Oyó el abad en silencio la relación toda de aquellas desventuras, y abrazando en seguida a su huésped, dióle la hospitalidad que demandaba, y al día siguiente con mulas de paso del monasterio, famosas en toda la comarca, pues nunca las tuvieron mejores los más altos potentados de la tierra, con acompañamiento de doce servidores y de varios arcabuceros para defenderle y honrarle, bajó el viajero la cuesta de Nuévalos, dirigiéndose a Bubierca y a Calatayud y luego a Zaragoza, donde su llegada debía causar aquellas hondas perturbaciones y resonantes sucesos de que tan largamente se ocupan las historias, y que tan desastrado término habían -32- de tener en el cadalso donde murió Lanuza[5], sucumbiendo con él las libertades aragonesas.
Tal es el recuerdo que de la visita de Antonio Pérez guardan la torre del Homenaje y en monasterio de Piedra.
FUENTE:
Balaguer, Víctor.

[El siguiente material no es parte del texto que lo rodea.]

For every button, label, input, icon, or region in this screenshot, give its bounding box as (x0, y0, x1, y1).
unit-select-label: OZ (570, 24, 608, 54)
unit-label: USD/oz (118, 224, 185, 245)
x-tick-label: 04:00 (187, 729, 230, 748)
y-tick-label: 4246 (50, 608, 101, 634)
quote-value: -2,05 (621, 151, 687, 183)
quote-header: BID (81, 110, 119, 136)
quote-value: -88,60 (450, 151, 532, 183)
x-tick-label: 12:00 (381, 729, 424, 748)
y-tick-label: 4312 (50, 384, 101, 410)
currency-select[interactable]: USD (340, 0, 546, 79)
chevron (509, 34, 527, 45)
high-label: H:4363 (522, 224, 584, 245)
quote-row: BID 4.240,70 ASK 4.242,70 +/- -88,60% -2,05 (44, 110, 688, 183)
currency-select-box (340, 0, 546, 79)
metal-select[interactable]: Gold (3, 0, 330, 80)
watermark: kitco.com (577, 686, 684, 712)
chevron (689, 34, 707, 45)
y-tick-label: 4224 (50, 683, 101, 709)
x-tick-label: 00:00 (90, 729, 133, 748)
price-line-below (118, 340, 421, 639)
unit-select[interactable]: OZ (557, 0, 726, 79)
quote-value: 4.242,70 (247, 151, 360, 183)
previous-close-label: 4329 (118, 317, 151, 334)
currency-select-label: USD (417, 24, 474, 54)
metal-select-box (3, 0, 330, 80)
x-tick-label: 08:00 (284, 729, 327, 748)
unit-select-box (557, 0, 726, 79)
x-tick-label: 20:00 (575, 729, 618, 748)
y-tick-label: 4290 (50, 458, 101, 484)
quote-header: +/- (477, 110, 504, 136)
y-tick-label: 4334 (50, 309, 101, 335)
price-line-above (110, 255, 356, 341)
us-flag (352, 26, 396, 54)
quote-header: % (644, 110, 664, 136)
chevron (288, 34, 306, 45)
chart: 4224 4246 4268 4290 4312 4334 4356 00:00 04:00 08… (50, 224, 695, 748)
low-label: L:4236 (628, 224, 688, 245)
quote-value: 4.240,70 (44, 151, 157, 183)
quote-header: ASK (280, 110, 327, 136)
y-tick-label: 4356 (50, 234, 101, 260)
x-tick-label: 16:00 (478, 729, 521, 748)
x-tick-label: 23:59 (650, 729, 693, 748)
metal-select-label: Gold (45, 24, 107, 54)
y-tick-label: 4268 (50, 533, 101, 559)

El monasterio de piedra El Monasterio de Piedra. Su historia, sus valles, sus cascadas, sus grutas, sus tradiciones y sus leyendas. 1882, (pp.28-32)
Edición: Pilar Vega Rodríguez
[1] Si el cielo se nubla estarás solo. Antonio Pérez del Hierro (nacido en 1540 en Valdeconcha, Guadalajara y muerto en París el 7 de abril de 1611) fue el secretario de cámara y del Consejo de Estado del rey de España Felipe II.
[2] Juana Coello (Madrid 1548 - 1615), ayudó a su esposo a escapar de la cárcel al cambiar con él los vestidos. Cfr. Fernando Garrido, Historia de las persecuciones políticas y religiosas ocurridas en Europa desde la Edad Media hasta nuestros días: Imprenta y librería de Salvador Manero, 1864, capítulo V y Antonio Rotondo, Historia descriptiva, artística y pintoresca del Real Monasterio de S. Lorenzo comúnmente llamado del Escorial, 1856, p.89.
[3] Gil de Mesa, natural de Bubierca (Zaragoza), c. 1555 – ?, 1611, militar un hombre de confianza de Antonio Pérez que le auxilió en la fuga de la prisión en Madrid y le siguió en su exilio en Francia e Inglaterra.
[4] Juan Francisco Mayorini, Génova (Italia), p. m. s. xvi – ?, 1592 no fue un amigo sino un criado de Antonio Pérez, contratado cuando el ex secretario planeaba su fuga a Francia.
[5] Juan de Lanuza y Urrea (1564 - Zaragoza, 20 de diciembre de 1591), Justicia Mayor de Aragón, ejecutado por orden del rey Felipe II. Antonio Pérez se acogió a los fueros de Aragón cuando escapó de la cárcel, pero entonces fue acusado de herejía con el objeto de que pueda actuar la Inquisición, sin el obstáculo de las leyes aragonesas. El rey envía una nutrida tropa para hacer frente a los disturbios levantados contra el Santo Oficio cuando se procuraba trasladar a Antonio Pérez a la cárcel inquisitorial. Lanuza se enfrentó a las tropas del rey con un destacamento, que fue vencido en Utebo, y a consecuencia de ello fue condenado a muerte.